FBI agent Joseph Persichini Jr., assistant director of the Washington FBI field office, said von Brunn may also be charged with hate crimes or civil rights violations, as agents and detectives continue their investigation into his activities.

Persichini said agents are reviewing massive Internet files, cell phone records and e-mail communications in an effort to piece together the details of von Brunn's activities in the 36 hours before the shooting.

He said authorities recovered numerous documents and pieces of paper and have contacted all persons and addresses that may have been mentioned. He said agents have also interviewed relatives and acquaintances, and he appealed to the public to contact authorities if they have any information about von Brunn.

"It appears that this individual acted alone," he said.

The Annapolis, Md., resident has been in trouble with the law before. He was sentenced in 1983 for attempted armed kidnapping and other charges in his 1981 bid to seize Fed board members. A guard captured him outside the room where the board was meeting. He had a revolver, sawed-off shotgun and knife in a bag with him. He served more than six years in prison.

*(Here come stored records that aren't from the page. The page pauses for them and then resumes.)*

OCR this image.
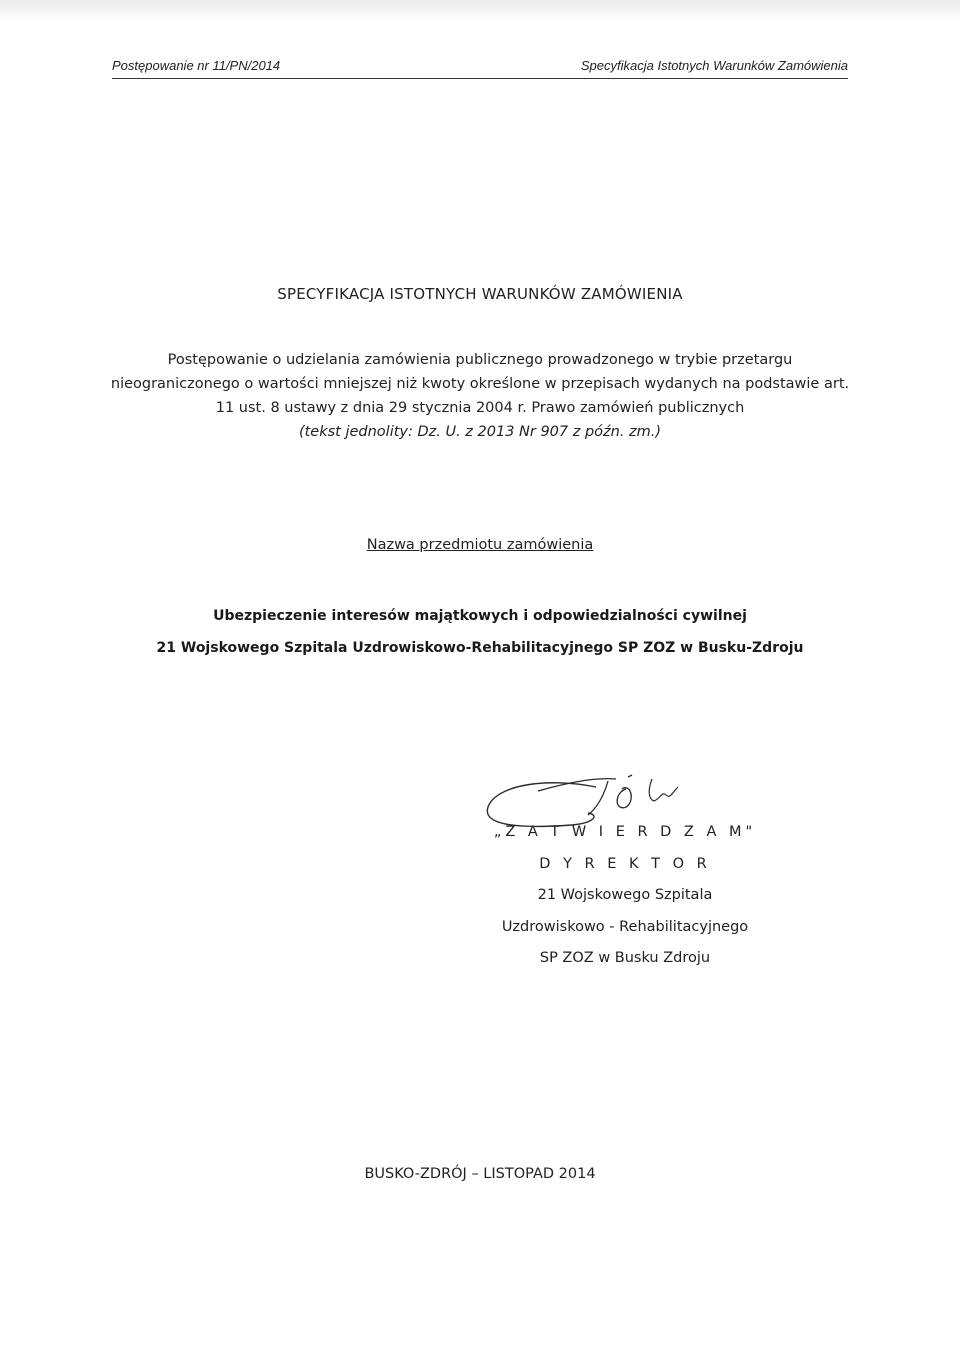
Postępowanie nr 11/PN/2014	Specyfikacja Istotnych Warunków Zamówienia
SPECYFIKACJA ISTOTNYCH WARUNKÓW ZAMÓWIENIA
Postępowanie o udzielania zamówienia publicznego prowadzonego w trybie przetargu
nieograniczonego o wartości mniejszej niż kwoty określone w przepisach wydanych na podstawie art.
11 ust. 8 ustawy z dnia 29 stycznia 2004 r. Prawo zamówień publicznych
(tekst jednolity: Dz. U. z 2013 Nr 907 z późn. zm.)
Nazwa przedmiotu zamówienia
Ubezpieczenie interesów majątkowych i odpowiedzialności cywilnej
21 Wojskowego Szpitala Uzdrowiskowo-Rehabilitacyjnego SP ZOZ w Busku-Zdroju
„Z A T W I E R D Z A M"
D Y R E K T O R
21 Wojskowego Szpitala
Uzdrowiskowo - Rehabilitacyjnego
SP ZOZ w Busku Zdroju
BUSKO-ZDRÓJ – LISTOPAD 2014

"We will do everything possible not only to stop von Brunn but the other von Brunns that are out there in this nation today," Persichini said.

Museum director Sara Bloomfield described Johns, who had worked at the museum as an employee of Wackenhut Security for six years, as a warm and friendly man with a ready smile. "He really demonstrated that you could be a terrific professional and a very jovial, friendly human being. He always greeted us every morning with a great smile," she said.

In an interview on NBC's Today show, Bloomfield said the guards' training prevented other deaths. "Two of our officers did attack this assailant, and none of our visitors were hurt. We want to commend our officers who responded so well and pay tribute to Officer Johns, who also behaved so heroically in this incident," she said in an interview Thursday morning.

The museum remained closed Thursday, and flags were flown at half-staff there in honor of Johns.